1. The SUSY Algebra and the Positive-Definite Spectrum
The supercharges $Q$ and $Q^{\dagger}$ are fermionic operators that generate supersymmetry transformations, and they satisfy the anti-commutation relation $\{ Q, Q^{\dagger}\} = {QQ^{\dagger} + Q^{\dagger}} = 2H$
Along with the nilpotency conditions $\{Q, Q\} = 0$ and $\{Q^{\dagger}, Q^{\dagger}\} = 0$, this tells us that the Hamiltonian is the “square” of the supersymmetry generator, ensuring that all energy values are non-negative, $E \geq 0$. Meanwhile, the commutation $[H, Q] = 0$ guarantees that supercharges map energy eigenstates into other states at the same energy.
Furthermore, we see that the energy $E$ is only zero for states $|\psi\rangle$ that are annihilated by both the supercharge and its adjoint. Considering the usual expectation value in a state $|\psi\rangle$:
\[2\langle \psi | H | \psi \rangle = \langle \psi | Q^{\dagger}Q + QQ^{\dagger} | \psi \rangle = |Q|\psi\rangle|^{2} + |Q^{\dagger}|\psi\rangle|^{2} \geq 0.\]This follows directly from the anti-commutation relations. For $E = 0$:
\[Q|\psi\rangle = Q^{\dagger}|\psi\rangle = 0.\]Already, the idea that we have a positive-definite spectrum is somewhat surprising. Usually in quantum mechanics, we do not really care about the overall energy of states, since we can always add a constant to the Hamiltonian without changing the physics. But that is not the case for supersymmetric quantum mechanics. The requirement that $E \geq 0$ also rules out some very familiar quantum mechanical potentials, like $V = -1/r$ of the hydrogen atom. The potential in supersymmetric QM must always be positive definite. [Note:- The positivity of the spectrum should not be confused with positivity of the potential itself. In supersymmetric quantum mechanics the Hamiltonian is positive semi-definite because it is constructed from the supercharges, even though the potential may become negative in some regions of configuration space]
Considering the set of states with some fixed energy $E$, we have
\[H|\psi\rangle = E|\psi\rangle.\]It is simple to check from the supersymmetry algebra that $[H, Q] = [H, Q^{\dagger}] = 0$, which requires us to also use $Q^{2} = {Q^{\dagger}}^{2} = 0$. This means that the operators $Q$ and $Q^{\dagger}$ act within an energy eigenspace. If the energy $E \neq 0$,
we have $\{Q, Q^{\dagger}\} = 2E \implies \{c, c^{\dagger}\} = 1 \quad \text{with} \quad c = \frac{Q}{\sqrt{2E}}$
We also have $c^{2} = {c^{\dagger}}^{2} = 0$. This is the same algebra formed by fermionic creation and annihilation operators. The algebra has a two-dimensional irreducible representation spanned by the states $|0\rangle$ and $|1\rangle$ with the properties $c|0\rangle = 0$ and $c^{\dagger}|0\rangle = |1\rangle$. The implication of this algebra is that energy states where $E \neq 0$ must come in pairs.

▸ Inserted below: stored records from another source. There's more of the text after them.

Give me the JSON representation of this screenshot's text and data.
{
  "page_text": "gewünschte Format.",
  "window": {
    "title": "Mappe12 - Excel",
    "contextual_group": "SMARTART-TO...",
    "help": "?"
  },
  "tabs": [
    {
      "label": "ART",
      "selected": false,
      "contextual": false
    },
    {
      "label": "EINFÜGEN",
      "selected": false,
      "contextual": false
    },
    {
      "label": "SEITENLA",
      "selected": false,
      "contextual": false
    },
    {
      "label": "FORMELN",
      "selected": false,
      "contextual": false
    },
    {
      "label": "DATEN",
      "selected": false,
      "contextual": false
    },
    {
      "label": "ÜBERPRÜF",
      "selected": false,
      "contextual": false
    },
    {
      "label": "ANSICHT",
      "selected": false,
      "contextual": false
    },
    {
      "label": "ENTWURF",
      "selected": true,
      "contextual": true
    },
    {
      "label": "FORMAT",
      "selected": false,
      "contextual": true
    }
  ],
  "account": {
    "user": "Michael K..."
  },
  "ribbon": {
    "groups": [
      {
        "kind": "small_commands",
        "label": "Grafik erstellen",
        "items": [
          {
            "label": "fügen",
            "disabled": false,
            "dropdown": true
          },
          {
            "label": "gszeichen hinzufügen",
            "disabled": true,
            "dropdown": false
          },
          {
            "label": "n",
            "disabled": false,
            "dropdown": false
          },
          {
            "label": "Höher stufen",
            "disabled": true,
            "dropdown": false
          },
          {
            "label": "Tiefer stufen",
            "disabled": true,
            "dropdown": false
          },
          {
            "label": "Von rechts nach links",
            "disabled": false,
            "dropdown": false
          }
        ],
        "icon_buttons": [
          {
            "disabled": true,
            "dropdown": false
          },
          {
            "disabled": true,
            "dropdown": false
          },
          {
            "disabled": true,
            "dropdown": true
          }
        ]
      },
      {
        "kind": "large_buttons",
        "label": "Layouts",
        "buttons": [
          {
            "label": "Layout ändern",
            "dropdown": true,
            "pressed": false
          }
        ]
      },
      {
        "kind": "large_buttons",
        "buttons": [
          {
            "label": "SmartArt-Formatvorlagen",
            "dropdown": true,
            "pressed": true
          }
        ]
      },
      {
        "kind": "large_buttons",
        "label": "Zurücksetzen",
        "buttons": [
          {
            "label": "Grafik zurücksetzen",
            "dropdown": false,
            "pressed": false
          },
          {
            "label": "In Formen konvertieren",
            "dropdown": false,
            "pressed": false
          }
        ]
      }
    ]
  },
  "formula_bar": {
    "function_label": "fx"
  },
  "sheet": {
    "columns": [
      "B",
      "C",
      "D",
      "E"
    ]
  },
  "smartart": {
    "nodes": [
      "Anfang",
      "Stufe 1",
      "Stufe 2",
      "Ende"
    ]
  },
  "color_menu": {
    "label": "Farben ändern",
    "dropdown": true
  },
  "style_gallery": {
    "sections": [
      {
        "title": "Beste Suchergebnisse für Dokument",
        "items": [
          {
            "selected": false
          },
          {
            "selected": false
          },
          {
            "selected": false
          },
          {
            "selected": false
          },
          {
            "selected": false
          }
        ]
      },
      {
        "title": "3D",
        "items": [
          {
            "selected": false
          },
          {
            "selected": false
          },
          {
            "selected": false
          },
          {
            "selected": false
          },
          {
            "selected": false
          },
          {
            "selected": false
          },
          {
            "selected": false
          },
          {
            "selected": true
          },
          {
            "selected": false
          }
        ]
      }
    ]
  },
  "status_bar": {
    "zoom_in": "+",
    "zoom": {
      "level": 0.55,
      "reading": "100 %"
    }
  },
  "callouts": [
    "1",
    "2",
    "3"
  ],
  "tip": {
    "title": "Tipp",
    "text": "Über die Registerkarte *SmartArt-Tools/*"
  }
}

There could be a still bigger degeneracy with several pairs all having the same energy. But at each level, the number of states must be even.
The only exception is $E = 0$. If such a state exists, it is a ground state. It is possible to have a lone state; in that case, any such ground state will obey
\[Q|\psi\rangle = Q^{\dagger}|\psi\rangle = 0.\]It is also possible to have more than one ground state. But if that is the case, they are not related by the action of $Q$ and $Q^{\dagger}$.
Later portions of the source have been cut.